Chuck Grimes wrote:
> I don't know how to explain this. Between Davidson's Special Operations
> Europe, and Burchett's work, it completely dissolved my concept of what WWII
> was about.

Oh, now I get it. I just didn't see how it connected with the White story.

Anyway, I don't know whether the authors' stories dissolve (as I
understand them) my sense of what WW2 was about as much as add to it.

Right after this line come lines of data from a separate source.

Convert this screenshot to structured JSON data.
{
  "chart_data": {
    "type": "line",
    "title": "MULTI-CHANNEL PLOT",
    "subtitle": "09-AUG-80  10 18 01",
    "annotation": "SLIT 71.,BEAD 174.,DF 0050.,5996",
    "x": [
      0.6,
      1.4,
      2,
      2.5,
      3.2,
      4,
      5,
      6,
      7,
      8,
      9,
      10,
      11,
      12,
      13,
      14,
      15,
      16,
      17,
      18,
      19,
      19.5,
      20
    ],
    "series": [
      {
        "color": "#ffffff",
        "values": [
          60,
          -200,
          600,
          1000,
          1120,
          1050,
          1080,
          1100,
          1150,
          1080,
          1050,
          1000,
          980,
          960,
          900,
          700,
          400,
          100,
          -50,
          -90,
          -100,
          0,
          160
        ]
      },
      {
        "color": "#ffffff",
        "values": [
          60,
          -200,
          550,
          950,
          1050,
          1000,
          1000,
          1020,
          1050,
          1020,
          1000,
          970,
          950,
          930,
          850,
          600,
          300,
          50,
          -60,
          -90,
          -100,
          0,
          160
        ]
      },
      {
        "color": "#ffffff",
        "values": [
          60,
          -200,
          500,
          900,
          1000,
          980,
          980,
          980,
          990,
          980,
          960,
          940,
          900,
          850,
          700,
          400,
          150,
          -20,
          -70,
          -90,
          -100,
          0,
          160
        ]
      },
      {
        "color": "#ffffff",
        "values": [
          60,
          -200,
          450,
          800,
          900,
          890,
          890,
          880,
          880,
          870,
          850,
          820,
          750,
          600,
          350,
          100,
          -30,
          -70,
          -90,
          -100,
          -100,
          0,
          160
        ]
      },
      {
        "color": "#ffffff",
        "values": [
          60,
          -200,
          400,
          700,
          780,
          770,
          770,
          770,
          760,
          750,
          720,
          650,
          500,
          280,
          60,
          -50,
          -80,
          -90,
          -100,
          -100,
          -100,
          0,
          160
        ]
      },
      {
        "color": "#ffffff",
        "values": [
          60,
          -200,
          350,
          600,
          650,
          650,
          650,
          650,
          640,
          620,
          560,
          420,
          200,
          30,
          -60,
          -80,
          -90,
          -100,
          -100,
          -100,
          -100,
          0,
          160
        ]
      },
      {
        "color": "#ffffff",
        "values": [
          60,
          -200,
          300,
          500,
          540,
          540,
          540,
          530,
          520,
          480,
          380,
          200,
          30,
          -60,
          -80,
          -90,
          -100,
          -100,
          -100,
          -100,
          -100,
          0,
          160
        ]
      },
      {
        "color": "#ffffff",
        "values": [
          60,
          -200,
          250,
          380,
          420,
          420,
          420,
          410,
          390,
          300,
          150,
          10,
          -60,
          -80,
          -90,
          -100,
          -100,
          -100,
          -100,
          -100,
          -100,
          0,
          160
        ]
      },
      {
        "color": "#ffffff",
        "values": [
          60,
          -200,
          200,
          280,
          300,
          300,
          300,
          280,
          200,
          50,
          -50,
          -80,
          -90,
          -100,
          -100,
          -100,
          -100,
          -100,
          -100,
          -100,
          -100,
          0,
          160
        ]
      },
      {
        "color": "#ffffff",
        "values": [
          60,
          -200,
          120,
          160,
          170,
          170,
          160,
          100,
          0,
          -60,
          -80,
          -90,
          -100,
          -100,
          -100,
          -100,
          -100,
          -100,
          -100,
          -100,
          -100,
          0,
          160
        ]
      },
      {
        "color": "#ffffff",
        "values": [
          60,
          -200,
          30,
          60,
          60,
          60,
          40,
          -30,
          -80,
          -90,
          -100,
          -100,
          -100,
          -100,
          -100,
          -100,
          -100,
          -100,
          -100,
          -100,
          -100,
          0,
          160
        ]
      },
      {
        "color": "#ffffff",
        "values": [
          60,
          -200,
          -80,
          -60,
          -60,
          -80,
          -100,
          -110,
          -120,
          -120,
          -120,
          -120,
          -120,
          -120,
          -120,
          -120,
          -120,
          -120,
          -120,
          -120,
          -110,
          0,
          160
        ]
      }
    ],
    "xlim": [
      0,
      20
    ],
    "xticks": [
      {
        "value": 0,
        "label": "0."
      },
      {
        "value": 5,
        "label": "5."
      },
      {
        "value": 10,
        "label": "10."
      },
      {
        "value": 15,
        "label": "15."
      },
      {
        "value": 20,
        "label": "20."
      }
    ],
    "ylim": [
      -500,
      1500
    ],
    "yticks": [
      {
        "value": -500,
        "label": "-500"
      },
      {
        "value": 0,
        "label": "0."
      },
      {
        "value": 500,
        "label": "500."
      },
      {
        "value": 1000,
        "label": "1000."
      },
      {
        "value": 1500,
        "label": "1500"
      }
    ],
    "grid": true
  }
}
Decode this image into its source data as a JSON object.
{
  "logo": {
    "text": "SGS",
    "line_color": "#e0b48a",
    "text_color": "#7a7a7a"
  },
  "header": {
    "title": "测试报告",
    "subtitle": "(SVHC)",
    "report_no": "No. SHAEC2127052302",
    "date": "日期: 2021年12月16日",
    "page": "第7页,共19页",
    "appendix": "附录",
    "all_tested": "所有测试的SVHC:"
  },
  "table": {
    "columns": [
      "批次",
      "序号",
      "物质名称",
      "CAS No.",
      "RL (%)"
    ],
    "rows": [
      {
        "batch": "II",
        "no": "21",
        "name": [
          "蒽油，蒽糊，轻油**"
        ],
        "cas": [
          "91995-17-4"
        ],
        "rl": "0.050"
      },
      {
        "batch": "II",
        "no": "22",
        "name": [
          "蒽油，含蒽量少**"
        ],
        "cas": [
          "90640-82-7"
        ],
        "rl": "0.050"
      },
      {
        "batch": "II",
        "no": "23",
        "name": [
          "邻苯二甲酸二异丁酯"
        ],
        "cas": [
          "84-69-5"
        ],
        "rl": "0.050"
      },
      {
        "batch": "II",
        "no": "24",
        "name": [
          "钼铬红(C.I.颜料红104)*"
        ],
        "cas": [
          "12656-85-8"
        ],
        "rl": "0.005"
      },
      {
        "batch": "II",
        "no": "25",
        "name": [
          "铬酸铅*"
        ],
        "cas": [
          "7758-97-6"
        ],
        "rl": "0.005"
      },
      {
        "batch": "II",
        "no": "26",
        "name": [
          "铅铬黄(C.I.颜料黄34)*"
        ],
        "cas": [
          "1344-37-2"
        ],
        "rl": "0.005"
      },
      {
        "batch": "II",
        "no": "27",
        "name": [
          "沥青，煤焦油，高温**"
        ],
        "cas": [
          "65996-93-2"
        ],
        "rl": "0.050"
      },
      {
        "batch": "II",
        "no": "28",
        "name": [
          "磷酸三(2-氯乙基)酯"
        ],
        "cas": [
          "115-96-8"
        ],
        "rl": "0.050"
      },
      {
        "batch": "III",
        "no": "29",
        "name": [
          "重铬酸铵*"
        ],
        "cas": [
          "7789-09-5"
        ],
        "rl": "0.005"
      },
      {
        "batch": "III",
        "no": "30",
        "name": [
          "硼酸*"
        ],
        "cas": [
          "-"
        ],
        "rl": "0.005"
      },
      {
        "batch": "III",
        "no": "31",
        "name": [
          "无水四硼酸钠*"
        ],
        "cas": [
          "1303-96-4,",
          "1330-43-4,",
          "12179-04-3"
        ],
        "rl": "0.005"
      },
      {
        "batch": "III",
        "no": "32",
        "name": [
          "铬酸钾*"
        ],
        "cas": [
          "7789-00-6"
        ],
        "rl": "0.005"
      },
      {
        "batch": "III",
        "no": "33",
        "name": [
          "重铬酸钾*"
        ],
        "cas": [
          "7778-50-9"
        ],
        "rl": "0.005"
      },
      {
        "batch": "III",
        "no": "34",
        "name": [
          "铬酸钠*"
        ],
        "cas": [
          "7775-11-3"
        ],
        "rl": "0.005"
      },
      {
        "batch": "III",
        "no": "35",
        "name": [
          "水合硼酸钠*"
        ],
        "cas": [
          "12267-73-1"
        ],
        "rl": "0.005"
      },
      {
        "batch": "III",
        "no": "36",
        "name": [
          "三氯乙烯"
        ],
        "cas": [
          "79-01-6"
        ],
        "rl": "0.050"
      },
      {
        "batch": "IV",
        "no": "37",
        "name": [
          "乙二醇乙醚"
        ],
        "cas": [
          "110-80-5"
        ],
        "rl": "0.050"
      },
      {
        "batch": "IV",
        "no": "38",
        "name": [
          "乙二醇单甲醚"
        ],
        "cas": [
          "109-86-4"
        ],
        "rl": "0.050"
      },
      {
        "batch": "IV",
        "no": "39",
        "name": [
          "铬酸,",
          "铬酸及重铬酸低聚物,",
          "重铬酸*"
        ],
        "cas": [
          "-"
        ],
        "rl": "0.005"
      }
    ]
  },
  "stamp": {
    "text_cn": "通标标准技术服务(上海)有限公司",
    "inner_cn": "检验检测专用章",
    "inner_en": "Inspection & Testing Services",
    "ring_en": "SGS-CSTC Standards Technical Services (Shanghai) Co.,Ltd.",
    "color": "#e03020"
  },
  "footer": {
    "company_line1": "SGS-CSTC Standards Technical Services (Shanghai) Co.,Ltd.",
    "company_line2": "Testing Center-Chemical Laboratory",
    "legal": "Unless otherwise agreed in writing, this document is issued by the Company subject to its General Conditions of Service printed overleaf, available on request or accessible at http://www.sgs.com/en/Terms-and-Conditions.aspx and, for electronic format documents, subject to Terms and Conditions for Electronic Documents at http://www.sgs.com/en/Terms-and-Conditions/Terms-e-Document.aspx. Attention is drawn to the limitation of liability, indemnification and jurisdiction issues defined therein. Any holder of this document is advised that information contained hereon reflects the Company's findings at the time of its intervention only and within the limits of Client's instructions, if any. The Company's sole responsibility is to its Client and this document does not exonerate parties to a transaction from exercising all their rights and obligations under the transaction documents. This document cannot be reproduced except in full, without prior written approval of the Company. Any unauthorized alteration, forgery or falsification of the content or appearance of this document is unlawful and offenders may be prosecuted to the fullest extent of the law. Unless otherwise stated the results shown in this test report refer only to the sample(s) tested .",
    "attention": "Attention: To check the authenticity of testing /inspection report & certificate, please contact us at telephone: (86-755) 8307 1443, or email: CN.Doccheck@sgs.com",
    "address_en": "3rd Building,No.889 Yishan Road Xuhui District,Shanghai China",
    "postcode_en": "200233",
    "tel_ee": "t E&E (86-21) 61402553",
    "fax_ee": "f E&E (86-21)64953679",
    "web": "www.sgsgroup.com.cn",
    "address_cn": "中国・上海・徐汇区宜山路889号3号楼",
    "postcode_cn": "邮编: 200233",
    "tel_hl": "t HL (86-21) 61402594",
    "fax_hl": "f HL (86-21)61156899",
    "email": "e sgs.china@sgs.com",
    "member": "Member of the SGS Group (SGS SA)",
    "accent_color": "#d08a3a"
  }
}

There was clearly an element of "inter-imperialist rivalry" going on
(the Allies vs. Germany _et al_), though in many ways Nazi Germany was
worse than standard imperialism (which helped gain popular support for
the war on the left). On the other hand, the Allies were _always_
opposed to grass-roots communists of various stripes, even though the
Allies were allied to the "communist" USSR at the top, at the
diplomatic and military levels. (That alliance was seen as a necessary
evil, since the "let the USSR and the Nazis fight each other" strategy
had been discredited.) Once the threat of the Nazis faded, the second
(more fundamental) motive returned to the forefront in areas occupied
by the Allies.
-- 
Jim Devine / "In science one tries to tell people, in such a way as to
be understood by everyone, something that no one ever knew before. But
in poetry, it's the exact opposite." -- Paul Dirac. Social science is
in the middle.... and usually in a muddle.